Jean Royère est né en 1871 à Aix-en-Provence. De 1887 à 1893, il dirige avec René Ghil les Ecrits pour l’art, où collaboraient des poètes tels que John-Antoine Nau et F.T. Marinetti, le fondateur du futurisme. Mallarméen en diable, cet ancien professeur en Roumanie puis fonctionnaire au service des eaux cultivait le goût pour le symbolisme et ce qu'il appellera, avec l'abbé Bremond, le musicisme. "Ma poésie est obscure comme un lys", aimait à dire Royère, défendant l'Art pour l'Art contre l'invasion des préoccupations sociales en poésie.
En 1906 Jean Royère fonde La Phalange qui sera publiée, avec l'aide financière du "Cubain devenu poète français" Armand Godoy, jusqu'en 1914. Y collaborent Albert Thibaudet, André du Fresnois, Léon Werth, Edouard Schneider, Henri Franck, Louis de Gonzague Frick, John-Antoine Nau, Robert Randau, Riciotto Canudo, Ernest Tisserand, Tristan Klingsor, Paul Drouot, Julien Ochsé, Louis Chadourne, André Spire... Mais aussi Guillaume Apollinaire, Gustave Kahn, Emile Verhaeren, André Gide, Henri de Régnier, Remy de Gourmont, Jules Romains, Moréas...
En mai 1926, Royère lance une nouvelle revue : Le Manuscrit autographe, qui comme son nom l'indique, reproduira de nombreux fac-similés de manuscrits de poètes et cela jusqu'en 1933, le temps de trente-quatre numéros.
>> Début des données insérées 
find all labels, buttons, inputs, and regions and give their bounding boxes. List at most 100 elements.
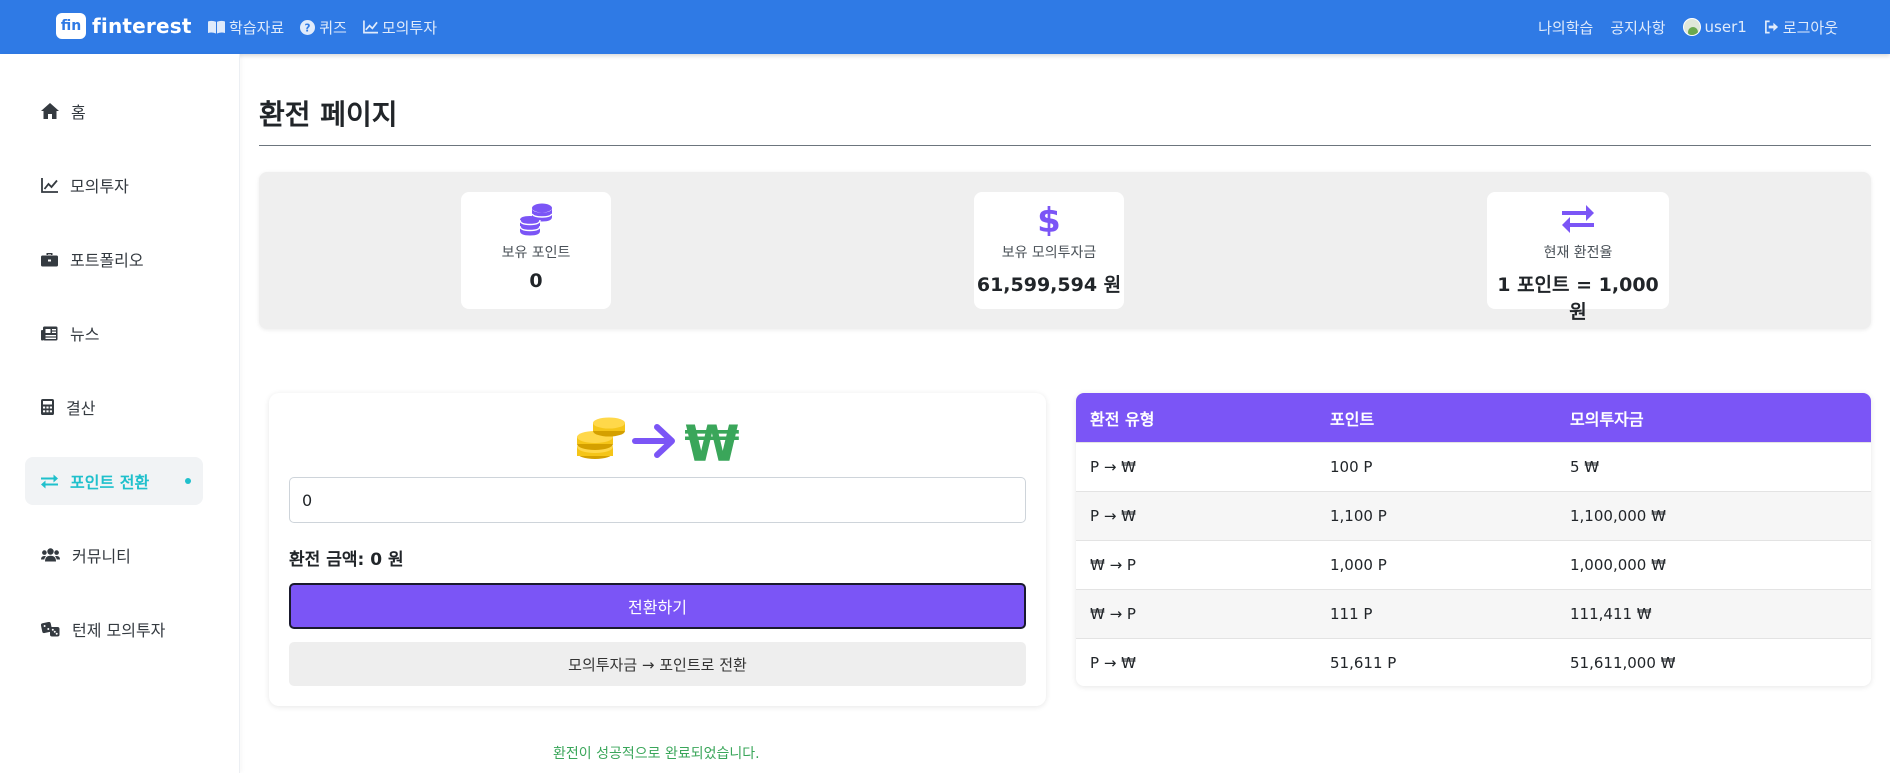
table-row: ₩ → P 1,000 P 1,000,000 ₩ [1076,540,1871,589]
sidebar-item-portfolio[interactable]: 포트폴리오 [25,235,203,283]
cell-type: P → ₩ [1090,654,1136,672]
avatar [1682,18,1701,36]
nav-link-label: 공지사항 [1610,18,1666,37]
table-row: P → ₩ 1,100 P 1,100,000 ₩ [1076,491,1871,540]
sign-out-icon [1764,20,1778,34]
cell-points: 51,611 P [1330,654,1397,672]
coins-icon [519,203,553,236]
cell-funds: 1,100,000 ₩ [1570,507,1666,525]
users-icon [41,548,60,562]
page-title: 환전 페이지 [259,98,398,131]
username: user1 [1704,18,1747,36]
exchange-history-table: 환전 유형 포인트 모의투자금 P → ₩ 100 P 5 ₩ P → ₩ 1,… [1076,393,1871,686]
sidebar-item-mock-invest[interactable]: 모의투자 [25,161,203,209]
nav-link-label: 퀴즈 [319,18,347,37]
nav-link-mock-invest[interactable]: 모의투자 [362,17,438,38]
column-header-type: 환전 유형 [1090,409,1155,429]
cell-points: 1,100 P [1330,507,1387,525]
top-navbar: fin finterest 학습자료 ? 퀴즈 모의투자 나의학습 공지사항 u… [0,0,1890,54]
sidebar: 홈 모의투자 포트폴리오 뉴스 결산 포인트 전환 커뮤니티 턴제 모의투자 [0,54,240,773]
cell-type: ₩ → P [1090,556,1136,574]
cell-funds: 51,611,000 ₩ [1570,654,1676,672]
cell-funds: 111,411 ₩ [1570,605,1652,623]
sidebar-item-news[interactable]: 뉴스 [25,309,203,357]
points-to-won-illustration: ₩ [577,415,740,471]
table-row: P → ₩ 51,611 P 51,611,000 ₩ [1076,638,1871,686]
svg-text:₩: ₩ [684,415,739,471]
sidebar-item-label: 뉴스 [70,325,100,344]
cell-funds: 1,000,000 ₩ [1570,556,1666,574]
table-row: P → ₩ 100 P 5 ₩ [1076,442,1871,491]
cell-points: 100 P [1330,458,1373,476]
logo-mark: fin [56,13,86,39]
column-header-points: 포인트 [1330,409,1375,429]
calculator-icon [41,399,54,415]
stat-label: 현재 환전율 [1543,245,1613,261]
cell-funds: 5 ₩ [1570,458,1600,476]
table-row: ₩ → P 111 P 111,411 ₩ [1076,589,1871,638]
sidebar-item-label: 포인트 전환 [70,473,150,492]
nav-user-menu[interactable]: user1 [1682,18,1747,36]
newspaper-icon [41,326,58,340]
title-divider [259,145,1871,146]
nav-link-label: 나의학습 [1538,18,1594,37]
exchange-amount-text: 환전 금액: 0 원 [289,550,404,570]
brand-name: finterest [92,14,192,38]
brand-logo-link[interactable]: fin finterest [56,12,192,40]
briefcase-icon [41,252,58,266]
table-header-row: 환전 유형 포인트 모의투자금 [1076,393,1871,442]
sidebar-item-home[interactable]: 홈 [25,87,203,135]
cell-type: ₩ → P [1090,605,1136,623]
column-header-funds: 모의투자금 [1570,409,1644,429]
stat-value-rate: 1 포인트 = 1,000 원 [1497,274,1659,323]
sidebar-item-label: 커뮤니티 [72,547,131,566]
success-message: 환전이 성공적으로 완료되었습니다. [553,746,760,762]
cell-points: 111 P [1330,605,1373,623]
sidebar-item-turn-invest[interactable]: 턴제 모의투자 [25,605,203,653]
nav-link-label: 로그아웃 [1782,18,1838,37]
book-icon [208,20,225,34]
arrow-right-icon [632,424,675,458]
chart-line-icon [41,177,58,193]
funds-to-points-button[interactable]: 모의투자금 → 포인트로 전환 [289,642,1026,686]
dice-icon [41,621,60,636]
nav-link-my-learning[interactable]: 나의학습 [1538,17,1593,38]
sidebar-item-community[interactable]: 커뮤니티 [25,531,203,579]
sidebar-item-label: 포트폴리오 [70,251,144,270]
sidebar-item-label: 결산 [66,399,96,418]
exchange-icon [41,474,58,488]
sidebar-item-label: 홈 [71,103,86,122]
nav-link-study[interactable]: 학습자료 [208,17,284,38]
nav-link-quiz[interactable]: ? 퀴즈 [300,17,347,38]
chart-line-icon [362,20,378,34]
nav-link-label: 학습자료 [229,18,285,37]
nav-link-notice[interactable]: 공지사항 [1610,17,1665,38]
stat-label: 보유 모의투자금 [1001,245,1097,261]
stat-card-funds: $ 보유 모의투자금 61,599,594 원 [974,192,1124,309]
convert-button[interactable]: 전환하기 [289,583,1026,629]
svg-text:$: $ [1038,202,1060,236]
sidebar-item-settlement[interactable]: 결산 [25,383,203,431]
logout-link[interactable]: 로그아웃 [1764,17,1838,38]
nav-right-links: 나의학습 공지사항 user1 로그아웃 [1538,0,1838,54]
exchange-form-card: ₩ 환전 금액: 0 원 전환하기 모의투자금 → 포인트로 전환 [269,393,1046,706]
home-icon [41,103,59,119]
cell-type: P → ₩ [1090,507,1136,525]
nav-link-label: 모의투자 [381,18,438,37]
gold-coins-icon [577,417,625,459]
svg-text:?: ? [305,22,311,34]
won-sign-icon: ₩ [684,415,739,471]
dollar-icon: $ [1038,202,1060,236]
sidebar-item-point-exchange[interactable]: 포인트 전환 [25,457,203,505]
stat-card-points: 보유 포인트 0 [461,192,611,309]
point-amount-input[interactable] [289,477,1026,523]
cell-points: 1,000 P [1330,556,1387,574]
stat-value-funds: 61,599,594 원 [976,274,1122,296]
stat-value-points: 0 [529,270,543,292]
nav-left-links: 학습자료 ? 퀴즈 모의투자 [208,0,437,54]
stat-label: 보유 포인트 [501,245,571,261]
active-indicator-dot [185,478,191,484]
sidebar-item-label: 턴제 모의투자 [72,621,166,640]
stats-panel: 보유 포인트 0 $ 보유 모의투자금 61,599,594 원 현재 환전율 … [259,172,1871,329]
question-circle-icon: ? [300,19,316,35]
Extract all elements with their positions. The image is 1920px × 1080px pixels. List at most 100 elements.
André Gide y donnera sa "Préface inédite pour une nouvelle édition des Nourritures terrestres" en septembre 1926, un "Rilke" en mai 1927, "Cogitations" en juillet 1929, "Confidence" en mars 1930 et une "Lettre à Armand Godoy" en janvier 1933. Armand Godoy dont Royère devint après-guerre le collaborateur et conseiller, avant de sombrer dans l'oubli et de mourir en 1956.
A noter ce site qui rend hommage à Royère (et à Vincent Gogibu) et donne une tentative de bibliographie. Le site des Amis de Remy de Gourmont consacre aussi une page à La Phalange ici.
On trouvait Royère pédant et sans humour. Il n'en manque pourtant pas quand, fidèle à son Art et sa tenue, il raille la NRF "revue de cons" très "potache distingué". Ou quand il donne du "maître illustre" à André Gide qu'il considère parfois comme un "vieux forban"... Jean Royère – André Gide, Lettres (1907-1934) "Votre affectueuse insistance", Paris, Editions du Clown Lyrique, 2008, 16 €.